Viscoelastic and interfacial mechanisms of cell-matrix interactions in dynamic environments.

摘要

This work addresses the mechanisms underlying the interfacial interactions between cells and a surrounding biopolymer matrix. During their growth process, cells are surrounded by an Extracellular Matrix (ECM) that plays a critical role in cell development, since it provides physical support, regulates cell attachment and migration, and transports nutrients and biochemical signaling compounds. The morphology, lineage specification, and phenotypic expression are all affected by the surrounding environment.;The traditional method of cell growth and manipulation in a laboratory employs 2-D geometries where cells are attached to a substrate.
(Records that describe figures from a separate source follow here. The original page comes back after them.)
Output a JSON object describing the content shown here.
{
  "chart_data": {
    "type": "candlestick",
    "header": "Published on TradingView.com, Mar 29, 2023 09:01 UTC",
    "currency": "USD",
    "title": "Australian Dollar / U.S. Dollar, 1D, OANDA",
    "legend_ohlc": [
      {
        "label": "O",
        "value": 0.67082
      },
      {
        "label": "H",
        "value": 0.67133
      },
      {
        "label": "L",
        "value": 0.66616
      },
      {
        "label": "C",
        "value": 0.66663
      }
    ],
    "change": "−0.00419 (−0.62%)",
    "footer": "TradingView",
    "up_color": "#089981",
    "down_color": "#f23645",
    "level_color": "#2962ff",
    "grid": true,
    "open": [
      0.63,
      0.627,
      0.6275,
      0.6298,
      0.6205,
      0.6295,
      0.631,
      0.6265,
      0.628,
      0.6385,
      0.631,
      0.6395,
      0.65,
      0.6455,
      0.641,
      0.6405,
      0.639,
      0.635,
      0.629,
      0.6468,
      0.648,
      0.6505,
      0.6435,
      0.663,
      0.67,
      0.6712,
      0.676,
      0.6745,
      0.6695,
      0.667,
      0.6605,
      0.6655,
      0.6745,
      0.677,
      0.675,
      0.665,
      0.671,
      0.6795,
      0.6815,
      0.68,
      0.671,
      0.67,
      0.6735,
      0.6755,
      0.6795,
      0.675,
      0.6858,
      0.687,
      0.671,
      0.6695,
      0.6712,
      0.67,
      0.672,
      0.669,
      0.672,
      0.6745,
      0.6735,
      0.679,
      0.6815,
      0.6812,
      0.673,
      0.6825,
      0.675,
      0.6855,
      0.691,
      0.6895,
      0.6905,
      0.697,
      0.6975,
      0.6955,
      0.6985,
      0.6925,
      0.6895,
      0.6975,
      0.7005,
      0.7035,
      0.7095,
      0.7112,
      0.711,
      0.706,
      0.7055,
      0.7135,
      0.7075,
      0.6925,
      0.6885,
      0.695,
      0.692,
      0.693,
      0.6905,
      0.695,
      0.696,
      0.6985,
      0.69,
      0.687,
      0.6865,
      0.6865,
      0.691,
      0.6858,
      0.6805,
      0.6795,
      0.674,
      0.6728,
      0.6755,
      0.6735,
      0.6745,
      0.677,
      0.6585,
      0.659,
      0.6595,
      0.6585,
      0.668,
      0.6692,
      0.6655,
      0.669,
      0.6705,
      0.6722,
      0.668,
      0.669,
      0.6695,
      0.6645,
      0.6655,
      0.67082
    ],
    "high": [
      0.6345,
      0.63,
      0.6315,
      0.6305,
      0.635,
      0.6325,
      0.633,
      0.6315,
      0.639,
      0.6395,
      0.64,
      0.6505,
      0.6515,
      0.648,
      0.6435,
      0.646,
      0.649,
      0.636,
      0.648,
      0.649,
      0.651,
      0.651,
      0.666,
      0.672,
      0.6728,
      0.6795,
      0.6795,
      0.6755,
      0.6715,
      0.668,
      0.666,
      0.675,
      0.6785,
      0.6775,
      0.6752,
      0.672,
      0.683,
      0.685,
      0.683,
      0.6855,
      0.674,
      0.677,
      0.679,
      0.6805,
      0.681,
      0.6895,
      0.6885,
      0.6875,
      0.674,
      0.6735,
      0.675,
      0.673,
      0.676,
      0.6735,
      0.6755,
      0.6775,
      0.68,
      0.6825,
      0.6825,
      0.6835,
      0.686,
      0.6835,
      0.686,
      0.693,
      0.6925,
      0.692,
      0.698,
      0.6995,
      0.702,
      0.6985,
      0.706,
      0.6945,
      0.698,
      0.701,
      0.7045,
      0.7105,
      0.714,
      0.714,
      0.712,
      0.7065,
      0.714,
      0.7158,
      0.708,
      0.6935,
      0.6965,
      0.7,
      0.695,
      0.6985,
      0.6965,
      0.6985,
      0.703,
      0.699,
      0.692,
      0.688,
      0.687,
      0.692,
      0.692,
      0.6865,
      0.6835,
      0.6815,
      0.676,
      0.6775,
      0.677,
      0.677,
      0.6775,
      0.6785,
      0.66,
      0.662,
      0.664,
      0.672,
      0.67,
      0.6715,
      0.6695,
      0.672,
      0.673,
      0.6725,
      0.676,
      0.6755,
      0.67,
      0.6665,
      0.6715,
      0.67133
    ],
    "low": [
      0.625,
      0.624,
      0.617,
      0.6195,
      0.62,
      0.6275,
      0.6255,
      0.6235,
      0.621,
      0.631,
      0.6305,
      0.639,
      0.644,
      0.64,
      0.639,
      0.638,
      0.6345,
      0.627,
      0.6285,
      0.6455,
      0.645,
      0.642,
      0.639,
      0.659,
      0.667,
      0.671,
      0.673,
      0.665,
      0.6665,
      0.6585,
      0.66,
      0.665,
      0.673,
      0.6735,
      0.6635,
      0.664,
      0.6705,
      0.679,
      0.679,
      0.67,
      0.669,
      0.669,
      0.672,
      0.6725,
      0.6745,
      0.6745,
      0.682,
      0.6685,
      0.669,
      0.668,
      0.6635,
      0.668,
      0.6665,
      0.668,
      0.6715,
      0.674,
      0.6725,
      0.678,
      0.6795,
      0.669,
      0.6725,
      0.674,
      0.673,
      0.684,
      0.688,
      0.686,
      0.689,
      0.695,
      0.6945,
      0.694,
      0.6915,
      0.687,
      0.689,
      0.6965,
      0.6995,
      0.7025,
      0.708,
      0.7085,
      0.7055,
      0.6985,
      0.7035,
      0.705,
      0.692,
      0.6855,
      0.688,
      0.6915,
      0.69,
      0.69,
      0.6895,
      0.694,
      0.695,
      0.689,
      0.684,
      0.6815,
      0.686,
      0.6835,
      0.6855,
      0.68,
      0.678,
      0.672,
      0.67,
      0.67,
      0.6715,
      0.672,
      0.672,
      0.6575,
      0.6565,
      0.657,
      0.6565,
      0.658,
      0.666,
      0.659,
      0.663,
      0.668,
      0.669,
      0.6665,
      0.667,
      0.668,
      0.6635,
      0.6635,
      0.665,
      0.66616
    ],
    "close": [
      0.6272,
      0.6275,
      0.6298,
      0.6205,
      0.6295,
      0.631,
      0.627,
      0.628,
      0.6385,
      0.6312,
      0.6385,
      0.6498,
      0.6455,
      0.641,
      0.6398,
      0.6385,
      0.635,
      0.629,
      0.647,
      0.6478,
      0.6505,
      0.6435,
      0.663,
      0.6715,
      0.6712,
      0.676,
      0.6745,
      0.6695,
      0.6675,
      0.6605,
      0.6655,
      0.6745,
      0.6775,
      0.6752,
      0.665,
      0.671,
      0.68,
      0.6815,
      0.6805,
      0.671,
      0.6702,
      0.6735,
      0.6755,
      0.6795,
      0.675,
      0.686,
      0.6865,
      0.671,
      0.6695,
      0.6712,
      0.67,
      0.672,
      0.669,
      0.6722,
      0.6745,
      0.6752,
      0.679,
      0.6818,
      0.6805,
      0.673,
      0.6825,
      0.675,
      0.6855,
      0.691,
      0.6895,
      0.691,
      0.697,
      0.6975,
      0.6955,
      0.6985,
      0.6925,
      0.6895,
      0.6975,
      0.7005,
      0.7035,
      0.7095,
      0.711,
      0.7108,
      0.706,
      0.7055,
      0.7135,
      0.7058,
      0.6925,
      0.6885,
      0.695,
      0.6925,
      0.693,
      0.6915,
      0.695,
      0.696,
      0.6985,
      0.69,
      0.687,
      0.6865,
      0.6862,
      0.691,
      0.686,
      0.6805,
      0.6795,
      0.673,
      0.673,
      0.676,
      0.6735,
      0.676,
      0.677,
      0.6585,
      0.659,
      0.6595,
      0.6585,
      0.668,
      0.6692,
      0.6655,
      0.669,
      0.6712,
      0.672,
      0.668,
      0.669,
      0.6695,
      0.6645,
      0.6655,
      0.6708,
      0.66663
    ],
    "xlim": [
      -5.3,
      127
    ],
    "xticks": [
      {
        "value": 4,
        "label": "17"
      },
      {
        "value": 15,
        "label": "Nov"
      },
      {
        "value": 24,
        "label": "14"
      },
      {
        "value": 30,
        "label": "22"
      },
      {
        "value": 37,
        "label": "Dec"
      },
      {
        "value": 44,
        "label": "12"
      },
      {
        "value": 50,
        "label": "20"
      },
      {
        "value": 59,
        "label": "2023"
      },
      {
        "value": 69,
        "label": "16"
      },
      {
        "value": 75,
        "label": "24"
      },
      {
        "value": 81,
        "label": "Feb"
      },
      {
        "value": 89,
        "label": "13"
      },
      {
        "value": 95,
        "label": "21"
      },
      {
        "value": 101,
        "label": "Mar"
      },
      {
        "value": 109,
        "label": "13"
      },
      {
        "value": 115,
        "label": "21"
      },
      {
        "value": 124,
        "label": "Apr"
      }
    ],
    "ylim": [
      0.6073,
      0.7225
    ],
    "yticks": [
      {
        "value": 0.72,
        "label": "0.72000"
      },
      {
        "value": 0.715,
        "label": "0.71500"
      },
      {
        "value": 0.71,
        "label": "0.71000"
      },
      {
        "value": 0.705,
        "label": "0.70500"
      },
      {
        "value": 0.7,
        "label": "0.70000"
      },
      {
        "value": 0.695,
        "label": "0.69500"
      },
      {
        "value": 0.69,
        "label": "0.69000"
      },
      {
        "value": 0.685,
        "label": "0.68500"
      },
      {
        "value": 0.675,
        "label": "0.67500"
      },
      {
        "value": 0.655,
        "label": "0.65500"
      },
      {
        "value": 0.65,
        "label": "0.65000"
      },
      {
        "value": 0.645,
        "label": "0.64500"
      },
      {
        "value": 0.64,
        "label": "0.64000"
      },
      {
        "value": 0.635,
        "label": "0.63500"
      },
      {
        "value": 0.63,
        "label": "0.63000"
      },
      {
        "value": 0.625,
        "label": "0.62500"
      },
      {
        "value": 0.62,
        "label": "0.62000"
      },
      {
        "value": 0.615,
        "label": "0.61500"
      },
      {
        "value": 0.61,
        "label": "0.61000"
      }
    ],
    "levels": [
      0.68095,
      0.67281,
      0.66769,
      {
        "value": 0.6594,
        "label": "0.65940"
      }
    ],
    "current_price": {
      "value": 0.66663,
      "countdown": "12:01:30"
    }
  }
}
This method has several limitations and does not emulate the in vivo environment. A 3-D ECM provided by a polymeric network can provide better cellular support and maintain the metabolism and functionality of surviving cells. The mechanical characteristics, chemical components and surface morphology of a 3-D polymer cell matrix can be tailored to address specific requirements for cell growth and development. When cells are embedded in a biocompatible synthetic ECM, the architecture of the biomaterial could transduce the physical stimuli exerted on the matrix in the form of compression, tension or shear. Compared to regulating the cell development process via biochemical pathways, using mechanical stimuli would be less complicated in application. The integrated mechanical stimuli is more controllable overall, the applied force can be precise, and the response is fast. Once the mechanisms of how physical stimuli contribute to the differential expression of cell phenotypes and what amount is needed for certain lineage specification, one can design programmable physical inputs during cell growth.;For the purpose of acquiring a thorough understanding of the impact of mechanical stimuli transduced to cells by an ECM, a closer examination of the cell-matrix interfacial interactions can provide valuable insights. We have developed both experimental and computational tools to study such mechanisms. A systematic investigation of how the embedment of cells influences the structure and rheology of biocompatible polymeric matrices in a dynamic environment is conducted to decipher the effect of shear-induced changes in the microstructure on physical properties such as viscosity, elastic/loss moduli, and gelation temperature.